A new, lightweight composite material for energy storage in flexible electronics, electric vehicles and aerospace applications has been experimentally shown to store energy at operating temperatures well above current commercial polymers, according to a team of Penn State scientists. This polymer-based, ultrathin material can be produced using techniques already used in industry.
“This is part of a series of work we have done in our lab on high-temperature dielectrics for use in capacitors,” said Qing Wang, professor of materials science and engineering at Penn State. “Prior to this work we had developed a composite of boron nitride nanosheets and dielectric polymers, but realized there were significant problems with scaling that material up economically.”
Scalability – or making advanced materials in commercially relevant amounts for devices – has been the defining challenge for many of the new, two-dimensional materials being developed in academic labs.
“From a soft materials perspective, 2D materials are fascinating, but how to mass produce them is a question,” Wang said. “Plus, being able to combine them with polymeric materials is a key feature for future flexible electronics applications and electronic devices.”
To solve this problem, Wang’s lab collaborated with a group at Penn State working in two-dimensional crystals.
“This work was conceived in conversations between my graduate student, Amin Azizi, and Dr. Wang’s graduate student, Matthew Gadinski,” said Nasim Alem, assistant professor of materials science and engineering and a faculty member in Penn State’s Center for 2-Dimensional and Layered Materials. “This is the first robust experiment in which a soft polymeric material and a hard 2D crystalline material have come together to create a functioning dielectric device.”

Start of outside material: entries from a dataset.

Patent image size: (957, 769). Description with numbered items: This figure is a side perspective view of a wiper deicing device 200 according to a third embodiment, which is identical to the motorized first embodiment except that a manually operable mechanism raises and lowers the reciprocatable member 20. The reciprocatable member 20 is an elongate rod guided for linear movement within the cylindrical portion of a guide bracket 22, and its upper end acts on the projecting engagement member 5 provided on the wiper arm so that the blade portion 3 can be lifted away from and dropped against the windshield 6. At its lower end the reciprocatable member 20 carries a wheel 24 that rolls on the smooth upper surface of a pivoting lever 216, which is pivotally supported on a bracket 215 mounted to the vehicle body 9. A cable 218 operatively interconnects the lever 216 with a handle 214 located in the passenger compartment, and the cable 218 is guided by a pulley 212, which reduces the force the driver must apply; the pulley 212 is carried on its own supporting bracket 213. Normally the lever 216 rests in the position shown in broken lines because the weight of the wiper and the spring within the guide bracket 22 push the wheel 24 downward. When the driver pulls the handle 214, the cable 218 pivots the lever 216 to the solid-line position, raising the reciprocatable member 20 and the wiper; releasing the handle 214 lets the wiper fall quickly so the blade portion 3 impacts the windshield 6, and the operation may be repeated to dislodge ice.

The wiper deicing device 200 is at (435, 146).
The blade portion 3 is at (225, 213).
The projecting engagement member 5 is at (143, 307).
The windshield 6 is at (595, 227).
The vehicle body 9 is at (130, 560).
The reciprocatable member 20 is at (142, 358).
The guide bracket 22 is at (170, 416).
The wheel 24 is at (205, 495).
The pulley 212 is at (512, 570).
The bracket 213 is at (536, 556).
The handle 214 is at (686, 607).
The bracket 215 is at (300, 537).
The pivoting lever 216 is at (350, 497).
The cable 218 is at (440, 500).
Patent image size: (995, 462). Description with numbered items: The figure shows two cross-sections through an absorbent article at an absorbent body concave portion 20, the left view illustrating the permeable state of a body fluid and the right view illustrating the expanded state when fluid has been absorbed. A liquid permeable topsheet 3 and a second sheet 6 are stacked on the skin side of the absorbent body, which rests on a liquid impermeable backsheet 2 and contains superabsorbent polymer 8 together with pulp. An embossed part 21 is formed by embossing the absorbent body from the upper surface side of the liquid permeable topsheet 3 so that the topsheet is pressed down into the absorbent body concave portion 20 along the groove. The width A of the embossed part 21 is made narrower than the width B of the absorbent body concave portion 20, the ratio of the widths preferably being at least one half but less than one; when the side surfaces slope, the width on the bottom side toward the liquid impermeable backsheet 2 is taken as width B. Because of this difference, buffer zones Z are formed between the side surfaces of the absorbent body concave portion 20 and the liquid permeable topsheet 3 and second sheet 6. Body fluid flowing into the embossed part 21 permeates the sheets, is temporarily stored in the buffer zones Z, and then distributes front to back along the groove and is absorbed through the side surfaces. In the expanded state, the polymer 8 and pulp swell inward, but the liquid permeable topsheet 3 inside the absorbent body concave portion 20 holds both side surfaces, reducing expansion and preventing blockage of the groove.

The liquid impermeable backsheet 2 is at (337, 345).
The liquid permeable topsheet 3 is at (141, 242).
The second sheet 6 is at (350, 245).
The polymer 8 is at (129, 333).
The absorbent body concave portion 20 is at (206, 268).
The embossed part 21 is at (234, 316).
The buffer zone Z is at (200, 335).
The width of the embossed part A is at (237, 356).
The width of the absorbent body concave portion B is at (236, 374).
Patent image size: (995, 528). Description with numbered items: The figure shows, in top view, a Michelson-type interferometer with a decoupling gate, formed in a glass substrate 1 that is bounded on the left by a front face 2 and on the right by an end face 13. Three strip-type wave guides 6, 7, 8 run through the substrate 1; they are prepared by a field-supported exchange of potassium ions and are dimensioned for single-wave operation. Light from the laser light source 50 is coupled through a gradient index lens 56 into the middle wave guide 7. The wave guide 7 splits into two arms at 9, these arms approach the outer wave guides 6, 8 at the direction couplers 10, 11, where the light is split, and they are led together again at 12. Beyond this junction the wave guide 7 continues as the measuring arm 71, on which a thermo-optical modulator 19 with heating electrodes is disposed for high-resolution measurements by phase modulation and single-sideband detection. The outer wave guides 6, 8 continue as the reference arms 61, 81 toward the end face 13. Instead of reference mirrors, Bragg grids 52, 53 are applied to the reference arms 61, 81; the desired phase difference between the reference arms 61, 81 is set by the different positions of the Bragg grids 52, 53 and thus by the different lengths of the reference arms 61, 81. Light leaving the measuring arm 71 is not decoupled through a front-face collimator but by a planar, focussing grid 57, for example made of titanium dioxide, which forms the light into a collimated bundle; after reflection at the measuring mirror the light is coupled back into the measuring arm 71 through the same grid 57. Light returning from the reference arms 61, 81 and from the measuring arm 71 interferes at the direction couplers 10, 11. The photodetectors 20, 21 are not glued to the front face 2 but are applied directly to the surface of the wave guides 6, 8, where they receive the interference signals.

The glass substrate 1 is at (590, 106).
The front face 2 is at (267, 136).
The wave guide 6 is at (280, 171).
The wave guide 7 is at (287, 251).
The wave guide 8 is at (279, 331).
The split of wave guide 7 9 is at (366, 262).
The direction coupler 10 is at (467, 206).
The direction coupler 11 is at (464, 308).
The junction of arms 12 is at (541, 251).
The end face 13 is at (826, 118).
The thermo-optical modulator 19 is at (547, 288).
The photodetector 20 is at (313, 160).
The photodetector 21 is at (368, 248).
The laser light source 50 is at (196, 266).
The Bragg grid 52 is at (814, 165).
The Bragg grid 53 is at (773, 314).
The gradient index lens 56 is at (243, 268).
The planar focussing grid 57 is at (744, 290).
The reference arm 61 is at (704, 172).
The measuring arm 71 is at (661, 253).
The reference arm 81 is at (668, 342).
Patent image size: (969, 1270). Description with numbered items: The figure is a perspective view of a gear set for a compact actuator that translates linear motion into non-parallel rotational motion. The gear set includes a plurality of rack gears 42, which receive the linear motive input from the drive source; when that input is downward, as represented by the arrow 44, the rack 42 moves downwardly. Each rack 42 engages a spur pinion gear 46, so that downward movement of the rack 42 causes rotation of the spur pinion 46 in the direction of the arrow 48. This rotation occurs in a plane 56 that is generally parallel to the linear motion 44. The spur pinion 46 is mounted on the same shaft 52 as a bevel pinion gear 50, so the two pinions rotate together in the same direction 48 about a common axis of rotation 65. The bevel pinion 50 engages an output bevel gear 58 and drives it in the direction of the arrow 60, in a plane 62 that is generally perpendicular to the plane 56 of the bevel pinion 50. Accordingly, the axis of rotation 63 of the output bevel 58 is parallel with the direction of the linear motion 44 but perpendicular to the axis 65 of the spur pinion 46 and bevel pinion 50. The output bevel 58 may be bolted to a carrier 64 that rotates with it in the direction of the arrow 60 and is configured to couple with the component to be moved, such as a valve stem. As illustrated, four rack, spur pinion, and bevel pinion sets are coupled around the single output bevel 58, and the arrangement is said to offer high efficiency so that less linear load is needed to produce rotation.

Azizi, now a post-doc at UC Berkeley, and Gadinski, now a senior engineer at DOW Chemical, developed a technique using chemical vapor deposition (CVD) to make multilayer hexagonal boron nitride nanocrystal films and transfer the films to both sides of a polyetherimide (PEI) film. They next bonded the films together using pressure into a three-layer sandwich structure. In a result that was surprising to the researchers, pressure alone, without any chemical bonding, was enough to make a free-standing film strong enough to potentially be manufactured in a high-throughput roll-to-roll process.
The results were reported in a recent issue of the journal Advanced Materials in a paper titled “High-performance Polymers Sandwiched with Chemical Vapor Deposited Hexagonal Boron Nitrides as Scalable High-Temperature Dielectric Materials.”